The effects are considered the generalized complexity challenges and are derived from the relationships among the complexity viewpoints. The findings are described below as well as in Table 7.
1. Alignment of the system and the social viewpoints
This complexity challenge was by far the most referenced one in the papers checked from the SMS (see Table 7). It was identified in all the solution directions, most notably in the model and knowledge direction. In terms of process, product and tool directions, the challenge was less frequently mentioned, with the tooling one being the least focused on this challenge.
2. Alignment of the process and the social viewpoints:
This challenge was the second most mentioned challenge, although still there was a big difference in the number of references found compared to the alignment of the system and the social viewpoints. For this challenge, naturally, the process solution direction is predominant. In the other directions, we found far fewer references to this challenge (around half of the ones from process in proportion). Particularly in the tool direction, there were the fewest mentions of this challenge, with only 3 out of 15 references.
3. Alignment of the system and the process viewpoints:
This challenge was the least frequently found in the literature. In total, around 30 out of the 135 papers analyzed made any reference to the alignment of the system and the process viewpoints.
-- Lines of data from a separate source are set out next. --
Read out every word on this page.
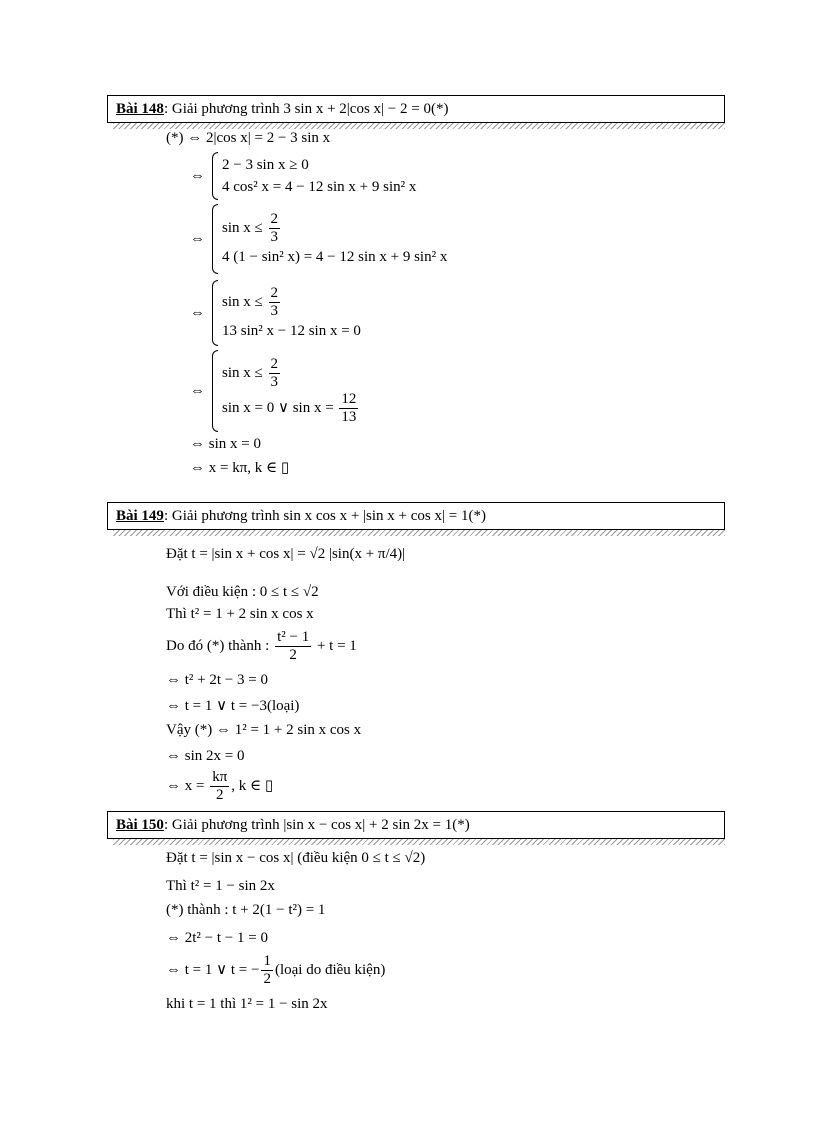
Bài 148: Giải phương trình 3 sin x + 2|cos x| − 2 = 0(*)
(*) ⇔ 2|cos x| = 2 − 3 sin x
⇔
2 − 3 sin x ≥ 0
4 cos² x = 4 − 12 sin x + 9 sin² x
⇔
$\sin x \le \frac{2}{3}$
4 (1 − sin² x) = 4 − 12 sin x + 9 sin² x
⇔
$\sin x \le \frac{2}{3}$
13 sin² x − 12 sin x = 0
⇔
$\sin x \le \frac{2}{3}$
sin x = 0 ∨ $\sin x = \frac{12}{13}$
⇔ sin x = 0
⇔ x = kπ, k ∈ ▯
Bài 149: Giải phương trình sin x cos x + |sin x + cos x| = 1(*)
Đặt t = |sin x + cos x| = √2 |sin(x + π/4)|
Với điều kiện : 0 ≤ t ≤ √2
Thì t² = 1 + 2 sin x cos x
Do đó (*) thành : $\frac{\text{t² − 1}}{2} + t = 1$
⇔ t² + 2t − 3 = 0
⇔ t = 1 ∨ t = −3(loại)
Vậy (*) ⇔ 1² = 1 + 2 sin x cos x
⇔ sin 2x = 0
⇔ $x = \frac{k\pi}{2}$ , k ∈ ▯
Bài 150: Giải phương trình |sin x − cos x| + 2 sin 2x = 1(*)
Đặt t = |sin x − cos x| (điều kiện 0 ≤ t ≤ √2)
Thì t² = 1 − sin 2x
(*) thành : t + 2(1 − t²) = 1
⇔ 2t² − t − 1 = 0
⇔ t = 1 ∨ t = − $\frac{1}{2}$ (loại do điều kiện)
khi t = 1 thì 1² = 1 − sin 2x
While about half of the papers of the process direction alluded to this challenge, the other directions, such as knowledge, model, and product, did much less so. Notably, directions such as DSM and tool did not mention this challenge at all.
4. Management of the social viewpoint (human factors):
This challenge was also not frequently found in the analyzed papers; however, the difference is that it was indeed found in all the solution directions, albeit few times. The process direction mentioned it in about half of the analyzed papers, while the fewest mentions were in the DSM, product, and tooling directions.
5. Alignment of the tooling viewpoint with the system, the process, and the social viewpoints:
This challenge was the third most mentioned in the analyzed literature. As expected, the challenge was well covered in the tool direction. Furthermore, in the model direction we also found this challenge in more than half of the papers, and in the DSM in about half of them. For the other directions, we found it only in about a third (9 out of 30) of the papers.
For each complexity challenge there are one or more complexity management strategies. Those will be studied in a follow-up paper, which will cover the solution domain of the study of complexity.